Monday, November 17, 2014

Finished: "Supreme Justice" by Max Allan Collins

Finished: Supreme Justice by Max Allan Collins, 2014, 9781612185309.

This is not Nate Heller solving the JFK murder. I kept thinking thatwais the book I took home. Nope. Not this one. The covers are not similar so I'm not sure how I got them screwed up.

I did tear through this book though. I was at work and would plan for getting home so I could grab the book and read.

Former Secret Service Agent Joseph Reeder became famous by jumping in front of an assassin's gunfire to save a President. Reeder's injury led him to a desk job and then a disability retirement. While retiring the left-wing Reeder mentioned how he hated the right-wing President he saved. Reeder became a pariah among his former colleagues and other federal law enforcement types.

Set in about 2025 (You can figure it out from Reeder's age and reference to his birth date but I do not recall the exact year) and the country has taken a hard, legal turn to the right. The 4th Adendment has been gutted and abortion is outlawed. There is a strong conservative block on the Supreme Court and those Justices want to change laws.

Reeder starts a successful security business after his retirement. A Supreme Court Justice is murdered in a D.C. restaurant where Reeder's company installed and services security cameras. A FBI pal of Reeder's asks him to look at the security tape of the killing because Reeder is also an "kinesics" expert; he is a body language and facial expressions expert and can see things other people miss.  Reeder sees that what appeared as a robbery was an assassination of the Justice

Reeder is asked to join the new task force to find the Justice's killers. Reeder joins. Then a second Justice is murdered. Both Justices are on the far right wing of the Court. Uh-oh.  Trouble is brewing. Reeder is partnered with an FBI Agent and they look for the street level crooks who seem responsible for the first murder.
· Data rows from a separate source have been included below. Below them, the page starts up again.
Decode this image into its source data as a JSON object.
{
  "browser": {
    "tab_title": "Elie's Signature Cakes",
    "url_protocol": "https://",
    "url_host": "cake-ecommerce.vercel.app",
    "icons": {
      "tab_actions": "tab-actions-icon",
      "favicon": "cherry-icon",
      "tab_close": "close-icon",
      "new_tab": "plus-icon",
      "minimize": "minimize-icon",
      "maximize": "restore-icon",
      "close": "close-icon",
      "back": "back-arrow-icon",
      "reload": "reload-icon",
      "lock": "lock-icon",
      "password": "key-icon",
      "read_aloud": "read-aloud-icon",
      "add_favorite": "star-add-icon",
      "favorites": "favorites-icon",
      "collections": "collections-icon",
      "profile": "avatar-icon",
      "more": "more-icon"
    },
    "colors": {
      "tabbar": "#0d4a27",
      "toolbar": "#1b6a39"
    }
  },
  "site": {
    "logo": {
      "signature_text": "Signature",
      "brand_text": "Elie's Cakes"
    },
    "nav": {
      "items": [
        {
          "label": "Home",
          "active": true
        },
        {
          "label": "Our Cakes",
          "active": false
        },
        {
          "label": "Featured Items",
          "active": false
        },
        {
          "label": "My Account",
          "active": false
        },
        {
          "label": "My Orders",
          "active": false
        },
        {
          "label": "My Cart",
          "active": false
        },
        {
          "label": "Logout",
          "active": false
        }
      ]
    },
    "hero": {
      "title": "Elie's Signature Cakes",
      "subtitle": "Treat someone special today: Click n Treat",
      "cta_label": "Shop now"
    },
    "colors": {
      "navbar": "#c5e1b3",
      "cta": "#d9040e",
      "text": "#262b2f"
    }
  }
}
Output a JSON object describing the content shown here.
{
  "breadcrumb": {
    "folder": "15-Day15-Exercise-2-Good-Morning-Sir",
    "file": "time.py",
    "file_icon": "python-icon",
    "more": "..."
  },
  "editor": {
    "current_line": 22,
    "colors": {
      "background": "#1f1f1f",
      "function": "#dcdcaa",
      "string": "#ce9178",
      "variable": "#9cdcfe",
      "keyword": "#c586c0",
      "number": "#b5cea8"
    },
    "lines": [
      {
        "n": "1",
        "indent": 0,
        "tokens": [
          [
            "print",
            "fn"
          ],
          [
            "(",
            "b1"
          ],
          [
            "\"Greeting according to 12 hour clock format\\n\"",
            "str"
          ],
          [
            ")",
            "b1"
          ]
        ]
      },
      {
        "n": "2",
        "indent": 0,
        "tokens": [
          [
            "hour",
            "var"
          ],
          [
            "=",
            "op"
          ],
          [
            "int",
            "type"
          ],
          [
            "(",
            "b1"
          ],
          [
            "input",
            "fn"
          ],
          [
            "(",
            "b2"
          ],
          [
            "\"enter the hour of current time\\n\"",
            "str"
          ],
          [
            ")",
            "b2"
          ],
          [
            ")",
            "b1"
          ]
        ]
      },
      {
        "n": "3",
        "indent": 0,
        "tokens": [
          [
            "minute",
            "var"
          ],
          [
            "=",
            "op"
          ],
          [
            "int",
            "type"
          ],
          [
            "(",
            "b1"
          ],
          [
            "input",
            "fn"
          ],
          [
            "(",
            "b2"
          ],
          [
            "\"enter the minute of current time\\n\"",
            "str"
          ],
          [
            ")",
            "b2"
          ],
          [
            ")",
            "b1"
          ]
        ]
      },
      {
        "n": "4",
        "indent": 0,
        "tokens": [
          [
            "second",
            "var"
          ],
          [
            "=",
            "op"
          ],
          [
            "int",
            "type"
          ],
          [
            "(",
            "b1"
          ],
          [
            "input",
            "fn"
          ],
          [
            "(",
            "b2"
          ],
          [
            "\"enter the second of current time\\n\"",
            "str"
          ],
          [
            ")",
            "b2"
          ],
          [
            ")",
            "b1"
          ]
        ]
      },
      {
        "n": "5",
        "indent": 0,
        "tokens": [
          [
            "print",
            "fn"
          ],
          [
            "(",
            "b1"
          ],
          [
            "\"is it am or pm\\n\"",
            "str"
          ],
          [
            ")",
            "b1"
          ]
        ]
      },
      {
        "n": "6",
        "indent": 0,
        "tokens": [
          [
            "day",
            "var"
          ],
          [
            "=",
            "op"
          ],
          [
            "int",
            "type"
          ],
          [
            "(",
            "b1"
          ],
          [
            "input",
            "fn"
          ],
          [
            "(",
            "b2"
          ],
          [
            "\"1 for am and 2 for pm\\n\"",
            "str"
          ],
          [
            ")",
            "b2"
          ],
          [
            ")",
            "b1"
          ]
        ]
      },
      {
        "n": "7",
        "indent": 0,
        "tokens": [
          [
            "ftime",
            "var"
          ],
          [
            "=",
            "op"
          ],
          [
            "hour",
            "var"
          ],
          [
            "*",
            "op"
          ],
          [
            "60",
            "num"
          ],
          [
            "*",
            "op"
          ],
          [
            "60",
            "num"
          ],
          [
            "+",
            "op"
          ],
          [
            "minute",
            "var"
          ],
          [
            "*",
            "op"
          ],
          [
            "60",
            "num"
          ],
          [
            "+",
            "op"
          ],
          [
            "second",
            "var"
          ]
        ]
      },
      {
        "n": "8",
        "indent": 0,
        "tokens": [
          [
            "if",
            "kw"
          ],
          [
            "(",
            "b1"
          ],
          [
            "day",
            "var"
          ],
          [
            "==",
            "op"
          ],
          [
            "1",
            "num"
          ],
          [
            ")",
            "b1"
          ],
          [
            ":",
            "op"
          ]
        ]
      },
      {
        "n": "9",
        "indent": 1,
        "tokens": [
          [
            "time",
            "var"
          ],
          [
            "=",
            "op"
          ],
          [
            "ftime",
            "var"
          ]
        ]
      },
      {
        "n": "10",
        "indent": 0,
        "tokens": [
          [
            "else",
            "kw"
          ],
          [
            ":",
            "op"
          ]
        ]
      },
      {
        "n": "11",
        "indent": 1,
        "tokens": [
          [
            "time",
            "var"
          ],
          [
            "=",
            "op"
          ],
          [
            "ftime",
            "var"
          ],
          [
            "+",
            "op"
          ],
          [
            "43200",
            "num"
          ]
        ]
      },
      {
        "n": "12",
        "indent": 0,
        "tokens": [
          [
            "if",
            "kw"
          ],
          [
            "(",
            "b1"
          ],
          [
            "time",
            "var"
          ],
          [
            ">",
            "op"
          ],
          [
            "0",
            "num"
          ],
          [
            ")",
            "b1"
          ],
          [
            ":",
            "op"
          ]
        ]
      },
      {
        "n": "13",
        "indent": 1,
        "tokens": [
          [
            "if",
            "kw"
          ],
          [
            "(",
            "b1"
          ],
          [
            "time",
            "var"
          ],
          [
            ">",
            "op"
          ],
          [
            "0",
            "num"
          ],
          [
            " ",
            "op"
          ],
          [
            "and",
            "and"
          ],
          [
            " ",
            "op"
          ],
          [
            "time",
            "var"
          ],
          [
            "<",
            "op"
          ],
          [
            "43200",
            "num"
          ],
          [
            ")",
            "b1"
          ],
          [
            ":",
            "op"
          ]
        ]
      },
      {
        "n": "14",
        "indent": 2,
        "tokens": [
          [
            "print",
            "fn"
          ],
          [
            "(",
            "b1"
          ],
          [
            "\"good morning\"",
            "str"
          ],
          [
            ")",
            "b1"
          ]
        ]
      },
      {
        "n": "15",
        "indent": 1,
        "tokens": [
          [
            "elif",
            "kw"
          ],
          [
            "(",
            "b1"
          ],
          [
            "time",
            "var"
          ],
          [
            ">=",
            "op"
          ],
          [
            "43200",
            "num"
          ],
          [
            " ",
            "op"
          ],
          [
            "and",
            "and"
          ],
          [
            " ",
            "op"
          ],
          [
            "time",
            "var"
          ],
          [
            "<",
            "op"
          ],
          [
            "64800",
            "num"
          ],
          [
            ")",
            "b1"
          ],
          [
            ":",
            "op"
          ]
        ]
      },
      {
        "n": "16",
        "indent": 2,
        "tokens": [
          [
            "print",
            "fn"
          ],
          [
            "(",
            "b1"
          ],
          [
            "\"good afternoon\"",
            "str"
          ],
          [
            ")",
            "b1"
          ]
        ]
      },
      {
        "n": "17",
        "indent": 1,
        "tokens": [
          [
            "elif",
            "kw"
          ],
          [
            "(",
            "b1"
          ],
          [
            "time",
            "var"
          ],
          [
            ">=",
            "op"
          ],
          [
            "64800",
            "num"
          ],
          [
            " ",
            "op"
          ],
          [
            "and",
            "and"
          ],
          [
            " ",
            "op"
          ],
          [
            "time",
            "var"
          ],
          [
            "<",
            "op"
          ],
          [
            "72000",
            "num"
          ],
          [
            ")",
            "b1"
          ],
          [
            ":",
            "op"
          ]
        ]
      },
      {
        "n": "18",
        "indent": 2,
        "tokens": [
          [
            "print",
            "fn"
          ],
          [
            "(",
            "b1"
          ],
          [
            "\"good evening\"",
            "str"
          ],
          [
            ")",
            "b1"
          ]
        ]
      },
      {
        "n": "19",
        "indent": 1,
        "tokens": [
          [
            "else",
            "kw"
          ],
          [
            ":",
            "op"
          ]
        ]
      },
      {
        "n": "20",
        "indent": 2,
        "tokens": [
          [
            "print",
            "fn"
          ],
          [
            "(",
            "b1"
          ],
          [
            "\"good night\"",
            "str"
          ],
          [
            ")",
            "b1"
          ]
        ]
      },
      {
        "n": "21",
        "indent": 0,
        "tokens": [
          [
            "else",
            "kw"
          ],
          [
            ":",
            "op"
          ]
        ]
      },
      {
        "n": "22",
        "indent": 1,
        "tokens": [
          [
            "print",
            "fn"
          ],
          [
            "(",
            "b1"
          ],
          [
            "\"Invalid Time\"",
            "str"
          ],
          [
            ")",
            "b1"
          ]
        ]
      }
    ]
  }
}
Things happen. Reeder's daughter is dating a doofus.  Reeder and FBI pal have long history and FBI pal lost his daughter to a botched, illegal abortion. Reeder may be overreacting after years away from field work and is antsy-pantsy from being shot. There seems to be way too much knowledge by the killers about police investigations. The killings are way too complex and well planned to be one person. There is a conspiracy in place to change the make-up of the Court.

Comments:
1. A fast moving and quick read
2. I thought Collins co-write this with his frequent Iowa collaborator, Matthew Clemens. Guess not. Collins's acknowledgments thank Clemens for all research.3. Politics. Collins mentioned on his blog how Amazon reviewers would take a political side and crap on the novel. Lefties would complain that is is a Righty novel. Righties would complain the opposite. Well, Reeder is a leftie but the novel sits in the middle. Either side may align with the view they want. Or, they can complain.
4. My complaint is that the climax was a little of a let down. I enjoy conspiracy novels but have come to expect shadowy people in high places who then - usually - get their come-uppance. The conspiracy here is personal. There is not big money push or political maneuvering by government weasels like in other conspiracy novels.
5. No matter, the book is well worth your time.

1 comment:

Max Alan Collins said...

Thanks for the nice review. Matt Clemens was my co-author on this and on WHAT DOESN'T KILL HER, my previous Thomas & Mercer thriller. At my request, Matt's name will appear on the covers to the two Reeder sequels we/re doing. Plan is for a trilogy with one thriller per branch of government.